Although emergency evacuation preparation zones created in the wake of the crisis at the Fukushima No. 1 nuclear power plant have been opened, parents like Suzuki remain worried about their children's exposure to excessive radiation.

All five schools are located in Minami-Soma's Haramachi district, which was inside the emergency evacuation preparation zone that covered all or part of five municipalities in the prefecture.

The Suzukis, however, still live at emergency rental housing in Soma available to evacuees after the March 11 disaster, even though the emergency evacuation preparation zone in Minami-Soma was dissolved on Sept. 30.

"Due to concerns over radiation exposure, we won't return to our house unless we can confirm it's safe," Suzuki said.

She is considering sending her eldest son, sixth-grader Shigeyuki, 12, to a middle school in Soma- instead of a school near their original house -in April next year after he graduates from primary school.

Whether or not her children can play their favorite sport, baseball, in Haramachi, will factor into the decision.

However, her two younger sons--fourth-grader Yusuke, 9, and second-grader Kiyonori, 8--have been urging Suzuki to return to Haramachi, saying, "All our friends are there."

"I'd like my sons to have more freedom to do the things they like," Suzuki said. "I know we shouldn't stay at the [Soma] shelter for too long."

Meanwhile, Reiko Sato, 41, whose family evacuated from Minami-Soma to Yonezawa, Yamagata Prefecture, decided not to allow two of her children to return to Haramachi Daiichi Primary School when it reopened.

She said she would decide on the timing "after taking [the district's] decontamination efforts into account." Her youngest child, Hiromu, is only 4 years old, and Sato's main priority is to avoid any future health risks to her children posed by excessive radiation.

Her husband, Hidemasa, 41, spends five days a week in Minami-Soma working at his used car sales and real-estate rental businesses.

The couple's children--eldest son Taiko, 12, and daughter Haru, 9 -are adjusting to primary school in Yonezawa, but sometimes become homesick.

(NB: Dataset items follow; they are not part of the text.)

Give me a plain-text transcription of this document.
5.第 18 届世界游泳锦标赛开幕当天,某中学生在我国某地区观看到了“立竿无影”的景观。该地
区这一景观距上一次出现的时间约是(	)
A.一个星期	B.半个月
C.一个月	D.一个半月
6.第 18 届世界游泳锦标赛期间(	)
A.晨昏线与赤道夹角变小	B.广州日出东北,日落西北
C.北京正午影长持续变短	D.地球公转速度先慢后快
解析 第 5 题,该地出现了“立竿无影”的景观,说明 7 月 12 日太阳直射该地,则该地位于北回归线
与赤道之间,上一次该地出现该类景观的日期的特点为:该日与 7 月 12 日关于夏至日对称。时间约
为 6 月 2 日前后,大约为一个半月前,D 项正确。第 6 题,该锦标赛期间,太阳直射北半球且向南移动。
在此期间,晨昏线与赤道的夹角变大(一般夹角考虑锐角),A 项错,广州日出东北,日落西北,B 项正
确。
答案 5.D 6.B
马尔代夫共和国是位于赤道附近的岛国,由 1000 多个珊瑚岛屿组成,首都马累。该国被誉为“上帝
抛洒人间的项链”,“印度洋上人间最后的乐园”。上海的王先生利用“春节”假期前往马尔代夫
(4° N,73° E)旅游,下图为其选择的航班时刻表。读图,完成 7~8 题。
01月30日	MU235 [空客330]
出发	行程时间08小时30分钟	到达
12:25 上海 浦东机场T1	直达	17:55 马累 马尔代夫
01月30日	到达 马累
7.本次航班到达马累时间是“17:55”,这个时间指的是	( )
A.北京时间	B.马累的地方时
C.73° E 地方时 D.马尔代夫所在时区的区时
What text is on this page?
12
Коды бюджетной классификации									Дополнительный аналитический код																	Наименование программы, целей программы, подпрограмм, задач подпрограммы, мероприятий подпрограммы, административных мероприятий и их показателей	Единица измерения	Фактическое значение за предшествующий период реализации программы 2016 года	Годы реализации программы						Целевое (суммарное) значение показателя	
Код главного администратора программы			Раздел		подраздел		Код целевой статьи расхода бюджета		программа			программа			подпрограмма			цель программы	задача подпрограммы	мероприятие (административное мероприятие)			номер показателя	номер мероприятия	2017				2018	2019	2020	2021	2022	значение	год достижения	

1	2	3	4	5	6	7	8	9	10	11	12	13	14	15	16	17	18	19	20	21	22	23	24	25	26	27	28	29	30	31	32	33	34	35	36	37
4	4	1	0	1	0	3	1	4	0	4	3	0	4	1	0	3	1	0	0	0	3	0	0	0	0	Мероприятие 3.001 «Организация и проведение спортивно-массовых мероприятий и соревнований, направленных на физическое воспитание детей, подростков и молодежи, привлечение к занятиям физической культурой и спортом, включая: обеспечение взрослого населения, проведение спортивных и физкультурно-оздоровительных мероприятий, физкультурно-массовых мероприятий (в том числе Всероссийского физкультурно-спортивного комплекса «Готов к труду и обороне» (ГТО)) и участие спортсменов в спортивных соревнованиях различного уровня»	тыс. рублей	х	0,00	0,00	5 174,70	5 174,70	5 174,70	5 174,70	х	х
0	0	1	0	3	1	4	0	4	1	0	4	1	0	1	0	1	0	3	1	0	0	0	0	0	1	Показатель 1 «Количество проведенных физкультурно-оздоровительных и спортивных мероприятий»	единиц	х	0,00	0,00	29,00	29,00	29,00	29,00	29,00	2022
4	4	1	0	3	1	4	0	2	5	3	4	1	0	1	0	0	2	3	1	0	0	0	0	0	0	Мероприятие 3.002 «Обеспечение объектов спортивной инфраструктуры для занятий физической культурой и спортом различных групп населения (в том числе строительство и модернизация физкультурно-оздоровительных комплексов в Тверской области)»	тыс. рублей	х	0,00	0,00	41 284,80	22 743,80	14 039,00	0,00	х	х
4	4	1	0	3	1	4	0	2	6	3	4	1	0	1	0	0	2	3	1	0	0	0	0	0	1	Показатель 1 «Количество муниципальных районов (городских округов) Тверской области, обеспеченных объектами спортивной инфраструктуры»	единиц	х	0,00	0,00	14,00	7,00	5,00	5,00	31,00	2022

Sato therefore takes the children to play baseball in the Soma district on weekends when other children from Haramachi are there.

"Of course I'm worried about radiation exposure," Taiko said, "but I want to attend middle school in Haramachi."

Yet the sixth-grader's mother had a more immediate concern: "I'm wondering where his primary school graduation ceremony [in March] will take place -Minami-Soma or Yonezawa."